ZunZuneo Facebook logo,Image by @tuiteritoX>>>>>>>>>

The United States engineered a text messaging network, a “Cuban Twitter”, to spread unrest in the communist country and bring down the Castro government. The communications network was built with secret shell companies and financed through foreign banks.

The Associated Press broke the story and news organizations including NBC News and the US propaganda outlet Voice of America carried the news on April 3, 2014.

The reports said:

The US government project lasted more than two years and drew tens of thousands of subscribers.

It tried to evade Cuba 's Internet system with a primitive social media platform. The US designed network planned, first, to build a Cuban audience, mostly young people; then, the plan was to push them toward dissent.

It was so designed that its Cuban users were neither aware it was created by a US government agency with ties to the State Department nor that American contractors were gathering personal data about them, in the hope that the information might be used someday for political purposes.
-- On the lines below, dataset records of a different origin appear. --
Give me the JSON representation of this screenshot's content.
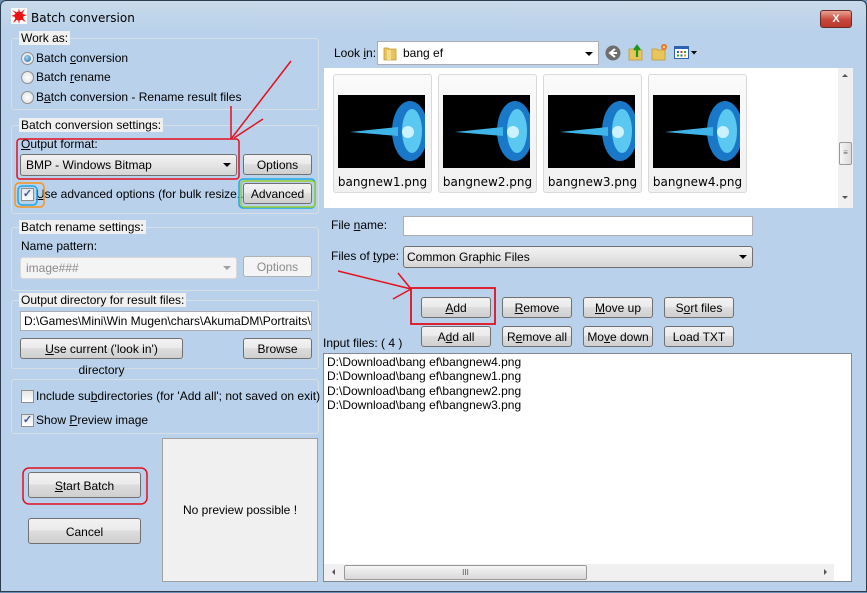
{
  "window": {
    "title": "Batch conversion",
    "close_label": "X"
  },
  "work_as": {
    "label": "Work as:",
    "options": [
      {
        "pre": "Batch ",
        "u": "c",
        "post": "onversion",
        "selected": true
      },
      {
        "pre": "Batch ",
        "u": "r",
        "post": "ename",
        "selected": false
      },
      {
        "pre": "B",
        "u": "a",
        "post": "tch conversion - Rename result files",
        "selected": false
      }
    ]
  },
  "conversion_settings": {
    "label": "Batch conversion settings:",
    "output_format_label_u": "O",
    "output_format_label_rest": "utput format:",
    "output_format_value": "BMP - Windows Bitmap",
    "options_button": "Options",
    "advanced_checkbox_u": "U",
    "advanced_checkbox_rest": "se advanced options (for bulk resize...)",
    "advanced_checked": true,
    "advanced_button": "Advanced"
  },
  "rename_settings": {
    "label": "Batch rename settings:",
    "name_pattern_label": "Name pattern:",
    "name_pattern_value": "image###",
    "options_button": "Options"
  },
  "output_dir": {
    "label": "Output directory for result files:",
    "value": "D:\\Games\\Mini\\Win Mugen\\chars\\AkumaDM\\Portraits\\",
    "use_current_u": "U",
    "use_current_rest": "se current ('look in') directory",
    "browse_button": "Browse"
  },
  "misc": {
    "include_subdirs_pre": "Include su",
    "include_subdirs_u": "b",
    "include_subdirs_post": "directories (for 'Add all'; not saved on exit)",
    "include_subdirs_checked": false,
    "show_preview_pre": "Show ",
    "show_preview_u": "P",
    "show_preview_post": "review image",
    "show_preview_checked": true
  },
  "actions": {
    "start_u": "S",
    "start_rest": "tart Batch",
    "cancel": "Cancel"
  },
  "preview": {
    "text": "No preview possible !"
  },
  "browser": {
    "look_in_pre": "Look ",
    "look_in_u": "i",
    "look_in_post": "n:",
    "folder": "bang ef",
    "icons": [
      "back-icon",
      "up-folder-icon",
      "new-folder-icon",
      "view-menu-icon"
    ],
    "thumbnails": [
      {
        "name": "bangnew1.png"
      },
      {
        "name": "bangnew2.png"
      },
      {
        "name": "bangnew3.png"
      },
      {
        "name": "bangnew4.png"
      }
    ],
    "file_name_pre": "File ",
    "file_name_u": "n",
    "file_name_post": "ame:",
    "file_name_value": "",
    "files_of_type_pre": "Files of ",
    "files_of_type_u": "t",
    "files_of_type_post": "ype:",
    "files_of_type_value": "Common Graphic Files"
  },
  "list_buttons": {
    "add": {
      "pre": "",
      "u": "A",
      "post": "dd"
    },
    "remove": {
      "pre": "",
      "u": "R",
      "post": "emove"
    },
    "move_up": {
      "pre": "",
      "u": "M",
      "post": "ove up"
    },
    "sort": {
      "pre": "S",
      "u": "o",
      "post": "rt files"
    },
    "add_all": {
      "pre": "A",
      "u": "d",
      "post": "d all"
    },
    "remove_all": {
      "pre": "R",
      "u": "e",
      "post": "move all"
    },
    "move_down": {
      "pre": "Mo",
      "u": "v",
      "post": "e down"
    },
    "load_txt": {
      "pre": "Load TXT",
      "u": "",
      "post": ""
    }
  },
  "input_files": {
    "label": "Input files: ( 4 )",
    "items": [
      "D:\\Download\\bang ef\\bangnew4.png",
      "D:\\Download\\bang ef\\bangnew1.png",
      "D:\\Download\\bang ef\\bangnew2.png",
      "D:\\Download\\bang ef\\bangnew3.png"
    ],
    "scrollbar_grip": "III"
  },
  "colors": {
    "annotation_red": "#e3101e",
    "annotation_orange": "#f7941d",
    "annotation_cyan": "#1ca9e6",
    "annotation_lime": "#9acd32"
  }
}
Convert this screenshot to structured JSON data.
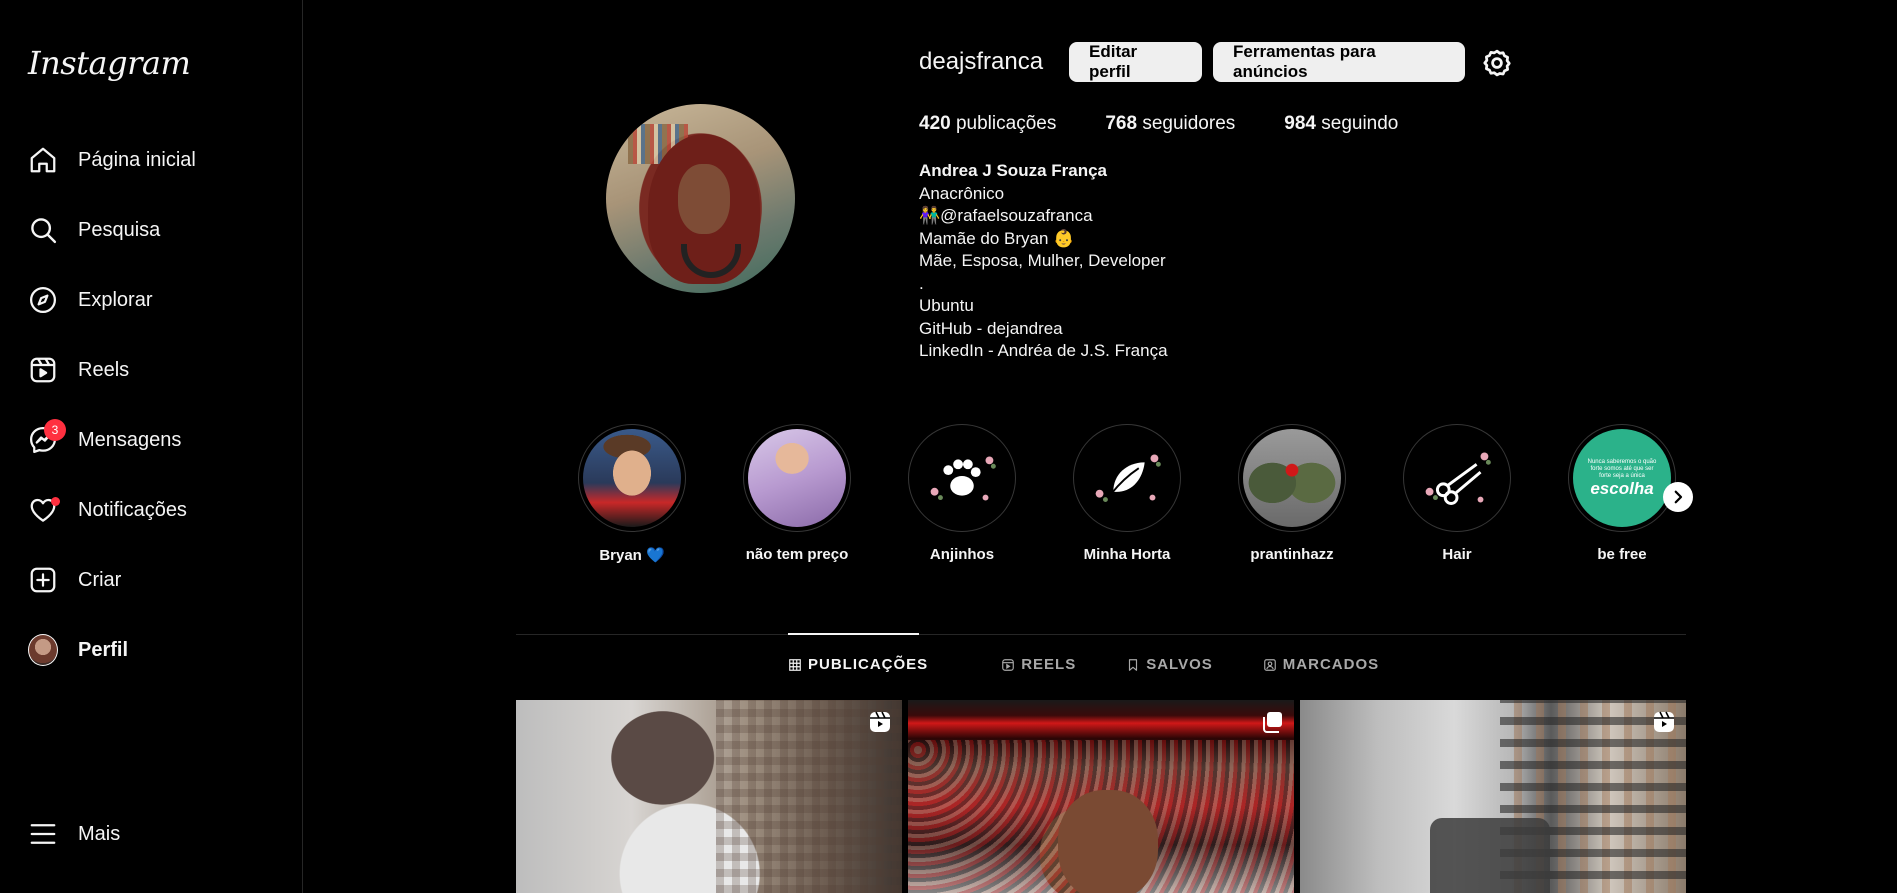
{
  "sidebar": {
    "logo": "Instagram",
    "items": [
      {
        "label": "Página inicial",
        "icon": "home-icon"
      },
      {
        "label": "Pesquisa",
        "icon": "search-icon"
      },
      {
        "label": "Explorar",
        "icon": "compass-icon"
      },
      {
        "label": "Reels",
        "icon": "reels-icon"
      },
      {
        "label": "Mensagens",
        "icon": "messenger-icon",
        "badge": "3"
      },
      {
        "label": "Notificações",
        "icon": "heart-icon"
      },
      {
        "label": "Criar",
        "icon": "plus-square-icon"
      },
      {
        "label": "Perfil",
        "icon": "avatar"
      }
    ],
    "more": "Mais"
  },
  "profile": {
    "username": "deajsfranca",
    "edit_button": "Editar perfil",
    "ads_button": "Ferramentas para anúncios",
    "stats": {
      "posts_count": "420",
      "posts_label": "publicações",
      "followers_count": "768",
      "followers_label": "seguidores",
      "following_count": "984",
      "following_label": "seguindo"
    },
    "bio": {
      "name": "Andrea J Souza França",
      "lines": [
        "Anacrônico",
        "👫@rafaelsouzafranca",
        "Mamãe do Bryan 👶",
        "Mãe, Esposa, Mulher, Developer",
        ".",
        "Ubuntu",
        "GitHub - dejandrea",
        "LinkedIn - Andréa de J.S. França"
      ]
    }
  },
  "highlights": [
    {
      "label": "Bryan 💙"
    },
    {
      "label": "não tem preço"
    },
    {
      "label": "Anjinhos"
    },
    {
      "label": "Minha Horta"
    },
    {
      "label": "prantinhazz"
    },
    {
      "label": "Hair"
    },
    {
      "label": "be free",
      "text": "escolha",
      "small_text": "Nunca saberemos o quão forte somos até que ser forte seja a única"
    }
  ],
  "tabs": [
    {
      "label": "PUBLICAÇÕES",
      "icon": "grid-icon",
      "active": true
    },
    {
      "label": "REELS",
      "icon": "reels-icon"
    },
    {
      "label": "SALVOS",
      "icon": "bookmark-icon"
    },
    {
      "label": "MARCADOS",
      "icon": "tagged-icon"
    }
  ],
  "posts": [
    {
      "type": "reel",
      "icon": "reel-icon"
    },
    {
      "type": "carousel",
      "icon": "carousel-icon"
    },
    {
      "type": "reel",
      "icon": "reel-icon"
    }
  ],
  "colors": {
    "background": "#000000",
    "text": "#f5f5f5",
    "button_bg": "#efefef",
    "badge": "#ff3040",
    "muted": "#a8a8a8",
    "divider": "#262626"
  }
}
It is not clear whether the scheme was legal under US law, which requires written authorization of covert action by the president and congressional notification.

Officials at USAID would not say who had approved the program or whether the White House was aware of it.

At minimum, details uncovered by the AP appear to muddy the US Agency for International Development's (USAID) longstanding claims that it does not conduct covert actions, and could undermine the agency's mission to deliver aid to the world's poor and vulnerable — an effort that requires the trust and cooperation of foreign governments.

USAID and its contractors went to extensive lengths to conceal Washington 's ties to the project, according to interviews and documents obtained by the AP.

They set up front companies in Spain and the Cayman Islands to hide the money trail, and recruited CEOs without telling them they would be working on a US taxpayer-funded project.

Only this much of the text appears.